For this reader the most interesting aspect of the book is the network of Birmingham businessmen, attorneys, judges, religious leaders, housewives, educators, and political figures who banded together to break the iron grip on Birmingham firefighters, law enforcement and politics held by the old three-commissioner system, headed by Eugene “Bull” Conner. Determined opponents of Connor’s tactics totally changed Birmingham’s form of government from a commissioner system to a Mayor-Council form of government. That work was magical and without it there would have been no success story.
Thorne’s work is gritty, microscopic in detail, and takes the reader into places that only a serious detective would ever want to go. Behind the scenes of the 1960’s civil rights movement you find out who the faceless and anonymous people were, on both sides, who made things happen, good and bad, dirty and sometimes bloody.
If you take the time to read Thorne’s book [and it is worth your time] you will get the real Birmingham story, in exquisite detail. Find out for yourself why it may have taken 50 years to resolve the 16th street church bombing case. Along the way you will find out who many of the unnamed and unsung heroes of the Birmingham civil rights story are and why they should never be forgotten. They worked hard to accomplish much. They wanted no public credit or acknowledgement.
My views about this book are my own. They are not intended to cast any shade or to minimize the leadership of any individual or group involved in the civil rights movement, rather it is to point out the complexity of the big picture, the unseen heroes that are revealed in Thorne’s book that made success possible.
Any success claimed was made possible by a lot of moving parts and determined people. These enlightened, farsighted, and dedicated leaders not only managed to successfully change Birmingham; they changed the culture of the South over the next 50 years.

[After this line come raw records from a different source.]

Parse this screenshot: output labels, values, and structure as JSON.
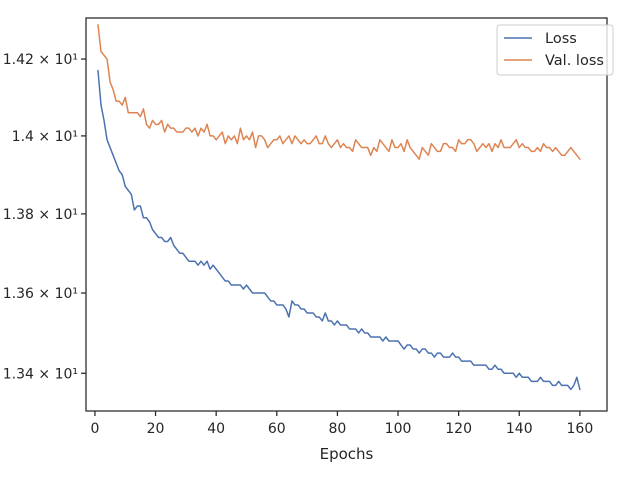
{
  "chart_data": {
    "type": "line",
    "title": "",
    "xlabel": "Epochs",
    "ylabel": "",
    "xlim": [
      -2.95,
      168.95
    ],
    "ylim": [
      13.307,
      14.308
    ],
    "y_scale": "log",
    "grid": false,
    "legend_position": "top-right",
    "x_ticks": [
      0,
      20,
      40,
      60,
      80,
      100,
      120,
      140,
      160
    ],
    "x_tick_labels": [
      "0",
      "20",
      "40",
      "60",
      "80",
      "100",
      "120",
      "140",
      "160"
    ],
    "y_ticks": [
      13.4,
      13.6,
      13.8,
      14.0,
      14.2
    ],
    "y_tick_labels": [
      "1.34 × 10¹",
      "1.36 × 10¹",
      "1.38 × 10¹",
      "1.4 × 10¹",
      "1.42 × 10¹"
    ],
    "series": [
      {
        "name": "Loss",
        "color": "#4c72b0",
        "x_start": 1,
        "x_step": 1,
        "values": [
          14.17,
          14.08,
          14.04,
          13.99,
          13.97,
          13.95,
          13.93,
          13.91,
          13.9,
          13.87,
          13.86,
          13.85,
          13.81,
          13.82,
          13.82,
          13.79,
          13.79,
          13.78,
          13.76,
          13.75,
          13.74,
          13.74,
          13.73,
          13.73,
          13.74,
          13.72,
          13.71,
          13.7,
          13.7,
          13.69,
          13.68,
          13.68,
          13.68,
          13.67,
          13.68,
          13.67,
          13.68,
          13.66,
          13.67,
          13.66,
          13.65,
          13.64,
          13.63,
          13.63,
          13.62,
          13.62,
          13.62,
          13.62,
          13.61,
          13.62,
          13.61,
          13.6,
          13.6,
          13.6,
          13.6,
          13.6,
          13.59,
          13.58,
          13.58,
          13.57,
          13.57,
          13.57,
          13.56,
          13.54,
          13.58,
          13.57,
          13.57,
          13.56,
          13.56,
          13.55,
          13.55,
          13.55,
          13.54,
          13.54,
          13.53,
          13.55,
          13.53,
          13.53,
          13.52,
          13.53,
          13.52,
          13.52,
          13.52,
          13.51,
          13.51,
          13.51,
          13.5,
          13.51,
          13.5,
          13.5,
          13.49,
          13.49,
          13.49,
          13.49,
          13.48,
          13.49,
          13.48,
          13.48,
          13.48,
          13.48,
          13.47,
          13.46,
          13.47,
          13.47,
          13.46,
          13.46,
          13.45,
          13.46,
          13.46,
          13.45,
          13.45,
          13.44,
          13.45,
          13.45,
          13.44,
          13.44,
          13.44,
          13.45,
          13.44,
          13.44,
          13.43,
          13.43,
          13.43,
          13.43,
          13.42,
          13.42,
          13.42,
          13.42,
          13.42,
          13.41,
          13.41,
          13.42,
          13.41,
          13.41,
          13.4,
          13.4,
          13.4,
          13.4,
          13.39,
          13.4,
          13.39,
          13.39,
          13.39,
          13.38,
          13.38,
          13.38,
          13.39,
          13.38,
          13.38,
          13.38,
          13.37,
          13.37,
          13.38,
          13.37,
          13.37,
          13.37,
          13.36,
          13.37,
          13.39,
          13.36
        ]
      },
      {
        "name": "Val. loss",
        "color": "#dd8452",
        "x_start": 1,
        "x_step": 1,
        "values": [
          14.29,
          14.22,
          14.21,
          14.2,
          14.14,
          14.12,
          14.09,
          14.09,
          14.08,
          14.1,
          14.06,
          14.06,
          14.06,
          14.06,
          14.05,
          14.07,
          14.03,
          14.02,
          14.04,
          14.03,
          14.03,
          14.04,
          14.01,
          14.03,
          14.02,
          14.02,
          14.01,
          14.01,
          14.01,
          14.02,
          14.02,
          14.01,
          14.02,
          14.0,
          14.02,
          14.01,
          14.03,
          14.0,
          14.0,
          13.99,
          14.0,
          14.01,
          13.98,
          14.0,
          13.99,
          14.0,
          13.98,
          14.02,
          13.99,
          14.0,
          13.99,
          14.01,
          13.97,
          14.0,
          14.0,
          13.99,
          13.97,
          13.98,
          13.99,
          13.99,
          14.0,
          13.98,
          13.99,
          14.0,
          13.98,
          14.0,
          13.99,
          13.98,
          13.99,
          13.98,
          13.98,
          13.99,
          14.0,
          13.98,
          13.98,
          14.0,
          13.98,
          13.97,
          13.98,
          13.99,
          13.97,
          13.98,
          13.97,
          13.97,
          13.96,
          13.99,
          13.98,
          13.97,
          13.97,
          13.97,
          13.95,
          13.97,
          13.96,
          13.99,
          13.98,
          13.97,
          13.96,
          13.99,
          13.97,
          13.97,
          13.98,
          13.96,
          13.99,
          13.97,
          13.96,
          13.95,
          13.94,
          13.97,
          13.96,
          13.95,
          13.98,
          13.97,
          13.96,
          13.96,
          13.98,
          13.98,
          13.97,
          13.97,
          13.96,
          13.99,
          13.98,
          13.98,
          13.99,
          13.99,
          13.98,
          13.96,
          13.97,
          13.98,
          13.97,
          13.98,
          13.96,
          13.98,
          13.97,
          13.99,
          13.97,
          13.97,
          13.97,
          13.98,
          13.99,
          13.97,
          13.98,
          13.97,
          13.97,
          13.96,
          13.96,
          13.97,
          13.96,
          13.98,
          13.97,
          13.97,
          13.96,
          13.97,
          13.96,
          13.95,
          13.95,
          13.96,
          13.97,
          13.96,
          13.95,
          13.94
        ]
      }
    ]
  }
}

Most of the heroes of the 1960’s mentioned in Thorne’s book are now deceased. I have no doubt that they would be proud of what they accomplished but I wonder if they would be saddened on the dawn of 2021 with the political landscape that now surrounds us.
Could a Vincent Townsend, Sidney Smyer, David Vann, Mel Bailey, or Karl Friedman, among a host of others, ever imagine that the descendants of those municipal leaders, merchants, and businessmen they worked with to make a better Birmingham for the future be called racist 60 years later by their own U.S. President and the current leaders of the contemporary civil rights movements of the United States. That is not a brush we, or they, deserve to be tarred with.
That is exactly why Behind The Magic Curtain is right on time for the current generation…the generation that did not live thru the violence and tumultuous years that Birmingham experienced…..the one that is replayed over and over in newsreels and demeaning stories about the old racist and unjust South. We are not going back.
Anyone born after 1960, and especially critics, race baiters, and skeptics should read this book. Give credit to the heroes behind the curtain who supported change 60 years ago and made it happen for your generation. Behind the Magic Curtain is not illusory, the work was real, the meaningful gains have lasted, Birmingham and the South are still the better for it.